The Pediatric Gap

Jerome Groopman

Why have most medications never been properly tested on kids?

Not long ago, a three-year-old boy fell off a jungle gym in Boston and lacerated his cheek. His parents rushed him to the emergency room of a nearby hospital. A nurse restrained the screaming boy while a surgeon cleaned his cheek and injected it with a small dose of bupivacaine, a local anesthetic that is widely used in adults. When the surgeon began to suture the wound, the child had a seizure and his blood pressure suddenly dropped; he was on the verge of going into shock. He was transferred to the intensive-care unit, where doctors tried to account for his symptoms. A cat scan taken to see if the fall had caused cerebral hemorrhage showed no evidence of brain damage.

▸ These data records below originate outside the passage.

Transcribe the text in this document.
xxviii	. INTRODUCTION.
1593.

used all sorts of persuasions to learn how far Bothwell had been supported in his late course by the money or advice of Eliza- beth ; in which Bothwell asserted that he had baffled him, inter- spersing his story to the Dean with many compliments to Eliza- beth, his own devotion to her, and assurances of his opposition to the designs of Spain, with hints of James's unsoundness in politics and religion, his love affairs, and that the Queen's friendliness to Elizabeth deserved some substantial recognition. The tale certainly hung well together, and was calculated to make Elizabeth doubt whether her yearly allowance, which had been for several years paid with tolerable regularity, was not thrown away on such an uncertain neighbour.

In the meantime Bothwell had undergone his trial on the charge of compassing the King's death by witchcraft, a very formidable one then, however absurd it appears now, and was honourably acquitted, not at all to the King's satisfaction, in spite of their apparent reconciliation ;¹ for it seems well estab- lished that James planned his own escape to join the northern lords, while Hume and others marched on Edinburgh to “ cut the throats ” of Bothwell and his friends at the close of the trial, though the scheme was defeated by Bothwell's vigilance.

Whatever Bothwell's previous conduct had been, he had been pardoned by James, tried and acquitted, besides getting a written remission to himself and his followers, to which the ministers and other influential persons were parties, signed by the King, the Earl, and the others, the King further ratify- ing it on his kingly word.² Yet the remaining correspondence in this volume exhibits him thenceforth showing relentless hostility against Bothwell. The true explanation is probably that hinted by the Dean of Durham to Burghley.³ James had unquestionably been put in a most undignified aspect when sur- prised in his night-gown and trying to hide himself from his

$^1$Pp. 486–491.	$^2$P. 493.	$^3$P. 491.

Maureen Strafford, a pediatric anesthesiologist and cardiologist, was paged to assist, and she found that the level of bupivacaine in the boy’s blood was perilously high. The boy was intubated and placed on a respirator. He spent several days in intensive care before recovering from the overdose.

The package insert for bupivacaine does not provide specific dosing information for children; the E.R. surgeon had adjusted for the boy’s weight by “dosing down” from the amount recommended for adults. But such extrapolations cannot account for the differences in the biology of children. Even growing teen-agers who weigh as much as adults tend to absorb and metabolize medicine more quickly than adults, since organs that break down drugs, such as the liver, or excrete chemicals, such as the kidneys, take years to mature. The rate of blood flow to the skin and lungs is also higher in children, so topical or inhaled agents may be more rapidly absorbed.